— А что оно дает, беспокойство ваше? Улучшает человечество на микрон? Ничтожный микрон?

— Пусть на полмикрона, на четверть Ведь и до Луны-то расстояние по сравнению с Галактикой ничтожно, но стремимся же! А крупица справедливости ничтожной быть не может! Сами знаете! И не верю я в вашу философию. Может, обижу я вас, но скажу: в отношении своем к убийце Калугина вы не из теории исходите!

— Как понять прикажете? — вскочил архитектор.

— Поясню. Только бритву спрячьте. Не люблю режущих предметов. Вам хотелось бы, чтоб убийца понес кару, но существует причина, которая пугает вас, заставляет опасаться разоблачения убийцы или обстоятельств преступления. Помилуйте нетактичного прагматика, но люди в своих поступках не столько от теории идут, сколько теорию под поступки подгоняют.

— Я не лицемер.

— Верю. Бритву-то спрячьте, прошу! Думаете вы, как поступить лучше, правильнее, но устойчивости в решениях не находите, вот и выдумываете, мечетесь, себя убедить хотите — не меня!

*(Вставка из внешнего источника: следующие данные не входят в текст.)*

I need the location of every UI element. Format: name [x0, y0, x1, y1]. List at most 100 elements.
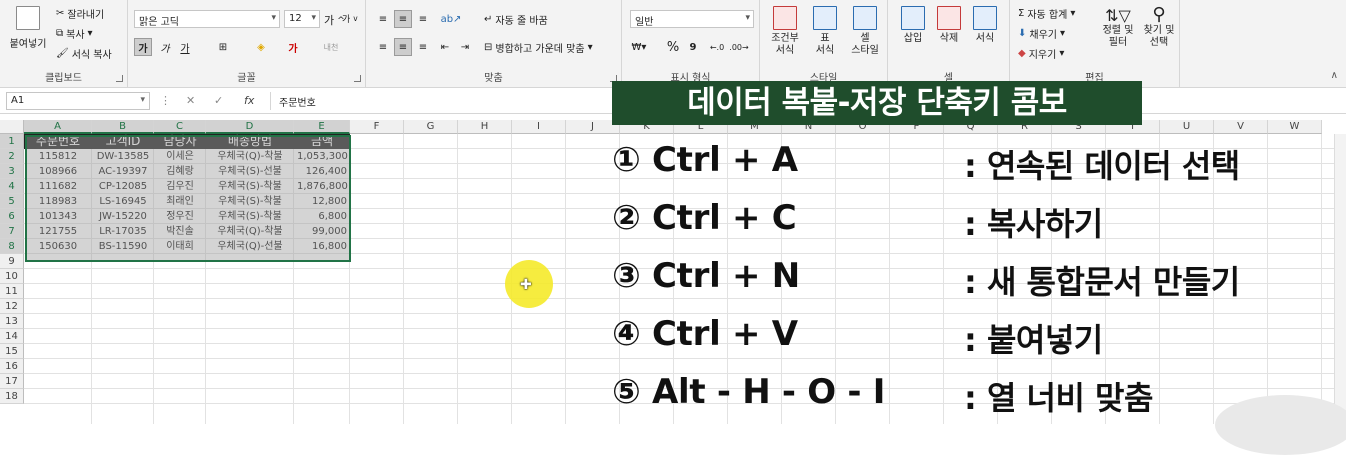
vertical-scrollbar[interactable] — [1334, 134, 1346, 424]
format-cells-button[interactable]: 서식 — [968, 6, 1002, 45]
comma-button[interactable]: 9 — [684, 38, 702, 56]
column-header-i[interactable]: I — [512, 120, 566, 134]
font-size-select[interactable]: 12 — [284, 10, 320, 28]
bold-button[interactable]: 가 — [134, 38, 152, 56]
align-bottom-button[interactable]: ≡ — [414, 10, 432, 28]
insert-function-icon[interactable]: fx — [244, 94, 254, 107]
number-format-select[interactable]: 일반 — [630, 10, 754, 28]
format-painter-button[interactable]: 🖌 서식 복사 — [56, 46, 112, 61]
chevron-down-icon: ▾ — [1070, 8, 1076, 19]
brush-icon: 🖌 — [56, 48, 69, 59]
column-header-w[interactable]: W — [1268, 120, 1322, 134]
currency-button[interactable]: ₩▾ — [630, 38, 648, 56]
decrease-indent-button[interactable]: ⇤ — [436, 38, 454, 56]
row-header-9[interactable]: 9 — [0, 254, 24, 269]
column-header-e[interactable]: E — [294, 120, 350, 134]
clear-button[interactable]: ◆ 지우기 ▾ — [1018, 46, 1064, 61]
row-header-1[interactable]: 1 — [0, 134, 24, 149]
column-header-a[interactable]: A — [24, 120, 92, 134]
alignment-group-label: 맞춤 — [484, 73, 503, 84]
row-header-15[interactable]: 15 — [0, 344, 24, 359]
paste-button[interactable]: 붙여넣기 — [8, 6, 48, 50]
format-icon — [973, 6, 997, 30]
row-header-14[interactable]: 14 — [0, 329, 24, 344]
row-header-6[interactable]: 6 — [0, 209, 24, 224]
column-header-h[interactable]: H — [458, 120, 512, 134]
delete-cells-button[interactable]: 삭제 — [932, 6, 966, 45]
increase-decimal-button[interactable]: ←.0 — [708, 38, 726, 56]
row-header-13[interactable]: 13 — [0, 314, 24, 329]
clipboard-group-label: 클립보드 — [45, 73, 82, 84]
row-header-10[interactable]: 10 — [0, 269, 24, 284]
underline-button[interactable]: 가 — [176, 38, 194, 56]
column-header-b[interactable]: B — [92, 120, 154, 134]
cells-group: 삽입 삭제 서식 셀 — [888, 0, 1010, 88]
merge-center-button[interactable]: ⊟ 병합하고 가운데 맞춤 ▾ — [484, 40, 593, 55]
row-header-8[interactable]: 8 — [0, 239, 24, 254]
paint-bucket-icon: ◈ — [257, 41, 265, 53]
conditional-format-button[interactable]: 조건부 서식 — [766, 6, 804, 57]
align-center-button[interactable]: ≡ — [394, 38, 412, 56]
editing-group: Σ 자동 합계 ▾ ⬇ 채우기 ▾ ◆ 지우기 ▾ ⇅▽ 정렬 및 필터 ⚲ 찾기 및 선택… — [1010, 0, 1180, 88]
find-select-button[interactable]: ⚲ 찾기 및 선택 — [1140, 4, 1178, 49]
row-header-5[interactable]: 5 — [0, 194, 24, 209]
row-header-11[interactable]: 11 — [0, 284, 24, 299]
fill-color-button[interactable]: ◈ — [252, 38, 270, 56]
align-right-button[interactable]: ≡ — [414, 38, 432, 56]
column-header-f[interactable]: F — [350, 120, 404, 134]
selected-range — [25, 135, 351, 262]
row-header-4[interactable]: 4 — [0, 179, 24, 194]
select-all-button[interactable] — [0, 120, 24, 134]
column-header-u[interactable]: U — [1160, 120, 1214, 134]
font-name-select[interactable]: 맑은 고딕 — [134, 10, 280, 28]
font-color-icon: 가 — [288, 43, 298, 55]
cut-button[interactable]: ✂ 잘라내기 — [56, 6, 104, 21]
font-color-button[interactable]: 가 — [284, 38, 302, 56]
row-header-17[interactable]: 17 — [0, 374, 24, 389]
fill-label: 채우기 — [1029, 30, 1057, 41]
sort-filter-button[interactable]: ⇅▽ 정렬 및 필터 — [1100, 6, 1136, 49]
row-header-18[interactable]: 18 — [0, 389, 24, 404]
increase-indent-button[interactable]: ⇥ — [456, 38, 474, 56]
column-header-g[interactable]: G — [404, 120, 458, 134]
column-header-d[interactable]: D — [206, 120, 294, 134]
row-header-12[interactable]: 12 — [0, 299, 24, 314]
italic-button[interactable]: 가 — [156, 38, 174, 56]
phonetic-button[interactable]: 내천 — [322, 38, 340, 56]
shortcut-desc-4: : 붙여넣기 — [964, 321, 1103, 359]
insert-cells-button[interactable]: 삽입 — [896, 6, 930, 45]
enter-icon[interactable]: ✓ — [214, 94, 223, 107]
shrink-font-button[interactable]: 가v — [342, 12, 358, 25]
clipboard-launcher-icon[interactable] — [116, 75, 123, 82]
ribbon: 붙여넣기 ✂잘라내기 ⧉복사▾ 🖌서식 복사 클립보드 맑은 고딕 12 가^ … — [0, 0, 1346, 88]
align-middle-button[interactable]: ≡ — [394, 10, 412, 28]
decrease-decimal-button[interactable]: .00→ — [729, 38, 748, 56]
fill-button[interactable]: ⬇ 채우기 ▾ — [1018, 26, 1065, 41]
font-launcher-icon[interactable] — [354, 75, 361, 82]
align-left-button[interactable]: ≡ — [374, 38, 392, 56]
name-box[interactable]: A1 — [6, 92, 150, 110]
cancel-icon[interactable]: ✕ — [186, 94, 195, 107]
cell-styles-button[interactable]: 셀 스타일 — [846, 6, 884, 57]
alignment-group: ≡ ≡ ≡ ab↗ ≡ ≡ ≡ ⇤ ⇥ ↵ 자동 줄 바꿈 ⊟ 병합하고 가운데 맞… — [366, 0, 622, 88]
row-header-16[interactable]: 16 — [0, 359, 24, 374]
font-group-label: 글꼴 — [237, 73, 256, 84]
percent-button[interactable]: % — [664, 38, 682, 56]
align-top-button[interactable]: ≡ — [374, 10, 392, 28]
autosum-button[interactable]: Σ 자동 합계 ▾ — [1018, 6, 1075, 21]
collapse-ribbon-icon[interactable]: ∧ — [1331, 70, 1338, 81]
cell-cursor-icon: ✚ — [520, 277, 532, 293]
column-header-v[interactable]: V — [1214, 120, 1268, 134]
grid-hline — [24, 358, 1334, 359]
copy-button[interactable]: ⧉ 복사 ▾ — [56, 26, 93, 41]
wrap-text-button[interactable]: ↵ 자동 줄 바꿈 — [484, 12, 548, 27]
orientation-button[interactable]: ab↗ — [441, 10, 462, 28]
format-as-table-button[interactable]: 표 서식 — [806, 6, 844, 57]
row-header-7[interactable]: 7 — [0, 224, 24, 239]
row-header-3[interactable]: 3 — [0, 164, 24, 179]
border-button[interactable]: ⊞ — [214, 38, 232, 56]
column-header-c[interactable]: C — [154, 120, 206, 134]
align-middle-icon: ≡ — [398, 13, 408, 25]
scissors-icon: ✂ — [56, 8, 65, 19]
row-header-2[interactable]: 2 — [0, 149, 24, 164]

Кушнарев опустился на койку и сложил бритву.

— Неотвязный вы человек! Что еще вымыслили?

— Вымыслил? Две вещи могут вас страшить. Или истина повредит вам самому, или она повредит… Ну, да вы понимаете кому.

— Как ему может стать хуже?

— А уж это вам виднее.

Кушнарев выдвинул ящичек из стола и начал укладывать бритвенный прибор. Потом сказал ровно, невыразительно:

— Клянусь вам честью, молодой человек, совестью своей, а я не подлец… Неизвестно мне, почему убили Михаила Калугина.

— Так я и знал, — вздохнул Мазин. — Так и знал! Все ваши сомнения отсюда. Ведь как бы ни теоретизировали, а изверга, зверя защищать бы не стали. Того, что с топориком по квартирам ходил. Его б спасать не стали! А тут вас червь гложет, не уверены вы, неизвестно вам: а не было ли на самом Калугине вины? Вы не за самосуд, разумеется, но вы настрадались, знаете много, видели, даже бессилие правосудия вам знакомо, и потому, именно потому не хотите вмешиваться. Терзают вас сомнения, и к легкому решению стремитесь, переложить его на судьбу хотите. А попросту — устраниться, руки умыть. Не от равнодушия, не из эгоизма, пусть от страха ошибиться, зла не причинить напрасного, но ведь что в лоб, что по лбу.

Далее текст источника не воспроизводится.